We routinely encounter language in North Carolina employment contracts that prohibits the employee from soliciting the company’s customers or prospective customers for a period of time following separation from employment. In many cases, this language appears to have been lifted from old contracts or from agreements written for use in other states. Attempts to broadly prohibit solicitation of prospective customers in North Carolina can risk invalidation of the agreement’s non-solicitation prohibitions.

In its 2009 decision Hejl v. Hood, Hargett & Assocs., the North Carolina Court of Appeals shed doubt on employers’ ability to prohibit a former employee from soliciting business from entities that do not have a business relationship with the company. This opinion echoes other North Carolina court decisions that have invalidated customer non-solicitation restrictions that do not define who is a customer and do not limit the restrictions to customers with recent business activity. However, the court in Hejl went beyond these limitations to question whether restrictive covenants that involve prospective customers can ever be considered enforceable.

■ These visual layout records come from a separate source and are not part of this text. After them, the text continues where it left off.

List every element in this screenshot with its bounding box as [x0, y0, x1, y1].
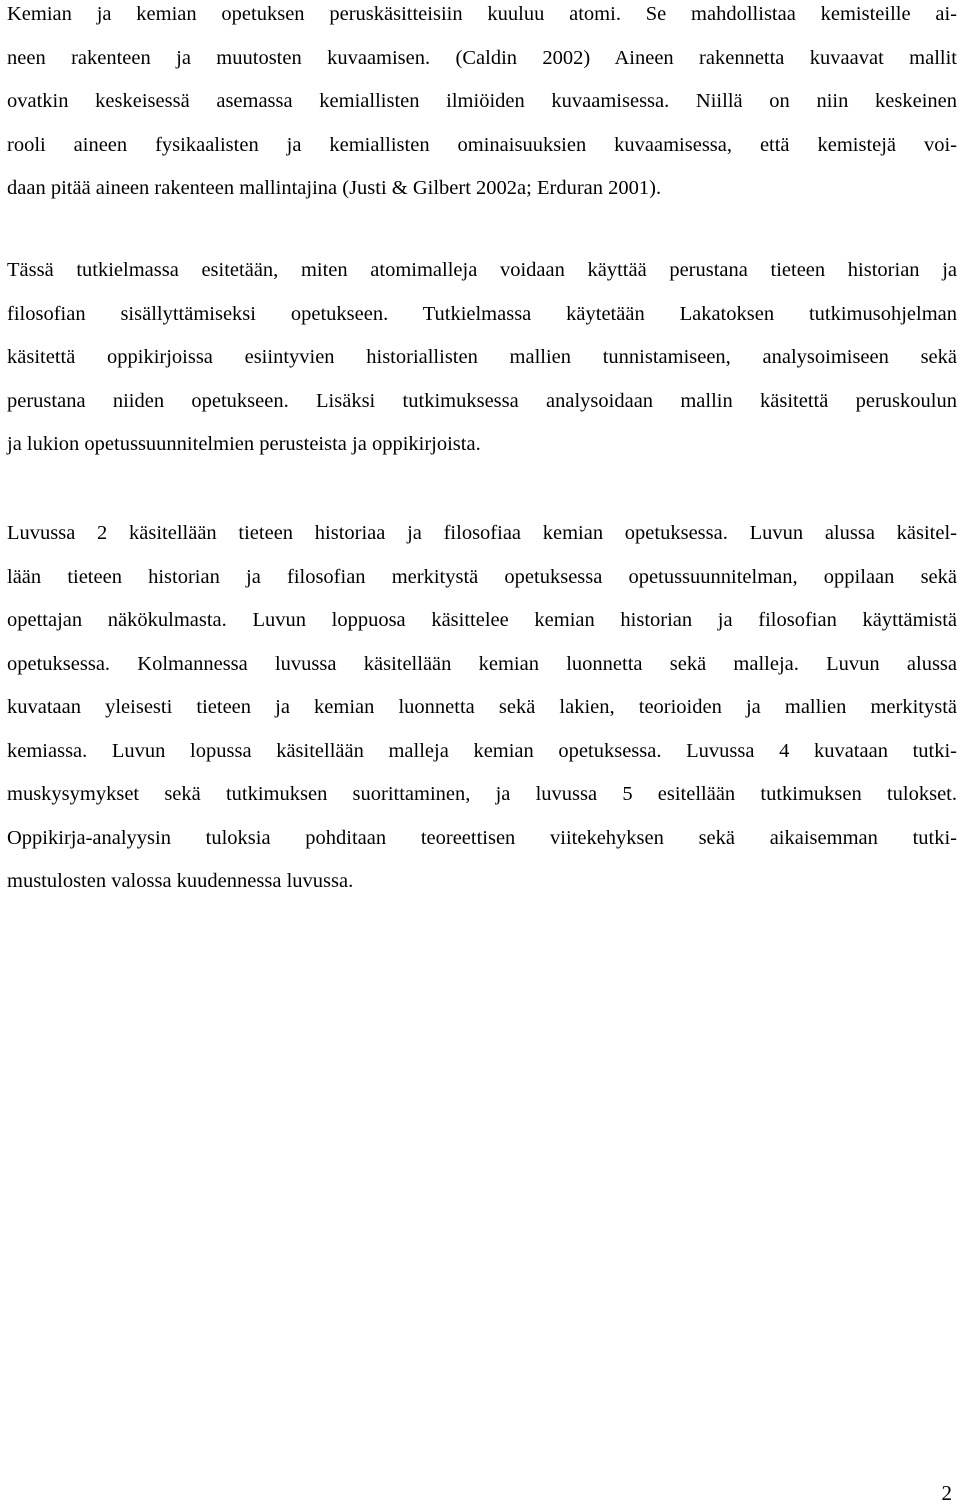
text-line: mustulosten valossa kuudennessa luvussa. — [7, 870, 354, 892]
text-line: perustana niiden opetukseen. Lisäksi tutkimuksessa analysoidaan mallin käsitettä peruskoulun — [7, 389, 957, 412]
paragraph-thesis-scope — [7, 249, 957, 467]
text-line: rooli aineen fysikaalisten ja kemiallisten ominaisuuksien kuvaamisessa, että kemistejä voi- — [7, 133, 957, 156]
text-line: filosofian sisällyttämiseksi opetukseen. Tutkielmassa käytetään Lakatoksen tutkimusohjelman — [7, 302, 957, 325]
text-line: lään tieteen historian ja filosofian merkitystä opetuksessa opetussuunnitelman, oppilaan sekä — [7, 565, 957, 588]
text-line: ovatkin keskeisessä asemassa kemiallisten ilmiöiden kuvaamisessa. Niillä on niin keskeinen — [7, 90, 957, 112]
text-line: neen rakenteen ja muutosten kuvaamisen. (Caldin 2002) Aineen rakennetta kuvaavat mallit — [7, 46, 957, 69]
paragraph-atom-models-intro — [7, 0, 957, 211]
text-line: opetuksessa. Kolmannessa luvussa käsitellään kemian luonnetta sekä malleja. Luvun alussa — [7, 652, 957, 675]
page-number: 2 — [941, 1481, 952, 1505]
text-line: kemiassa. Luvun lopussa käsitellään malleja kemian opetuksessa. Luvussa 4 kuvataan tutki- — [7, 739, 957, 762]
text-line: muskysymykset sekä tutkimuksen suorittaminen, ja luvussa 5 esitellään tutkimuksen tulokset. — [7, 783, 957, 805]
text-line: daan pitää aineen rakenteen mallintajina (Justi & Gilbert 2002a; Erduran 2001). — [7, 177, 662, 199]
text-line: opettajan näkökulmasta. Luvun loppuosa käsittelee kemian historian ja filosofian käyttämistä — [7, 609, 957, 631]
paragraph-chapter-overview — [7, 512, 957, 904]
text-line: Kemian ja kemian opetuksen peruskäsitteisiin kuuluu atomi. Se mahdollistaa kemisteille ai- — [7, 3, 957, 25]
text-line: Oppikirja-analyysin tuloksia pohditaan teoreettisen viitekehyksen sekä aikaisemman tutki- — [7, 826, 957, 849]
text-line: ja lukion opetussuunnitelmien perusteista ja oppikirjoista. — [7, 433, 481, 455]
text-line: käsitettä oppikirjoissa esiintyvien historiallisten mallien tunnistamiseen, analysoimiseen sekä — [7, 346, 957, 368]
text-line: kuvataan yleisesti tieteen ja kemian luonnetta sekä lakien, teorioiden ja mallien merkitystä — [7, 696, 957, 718]
text-line: Luvussa 2 käsitellään tieteen historiaa ja filosofiaa kemian opetuksessa. Luvun alussa käsitel- — [7, 522, 957, 544]
text-line: Tässä tutkielmassa esitetään, miten atomimalleja voidaan käyttää perustana tieteen historian ja — [7, 259, 957, 281]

Employers that feel that they must protect prospective customer relationships from solicitation by departed employees could try to narrowly define prospective customers, for example, to those whom the company has made a formal presentation to within a recent period of time and therefore has a reasonable expectation of business with in the near future. Even with these limitations, however, the inclusion of prospective customers risks potential invalidation of the entire customer non-solicitation restriction. Although a judge could exclude this language while preserving restrictions on soliciting active customers, he or she could also decide that including prospective customers results in the unenforceability of the entire restrictive covenant.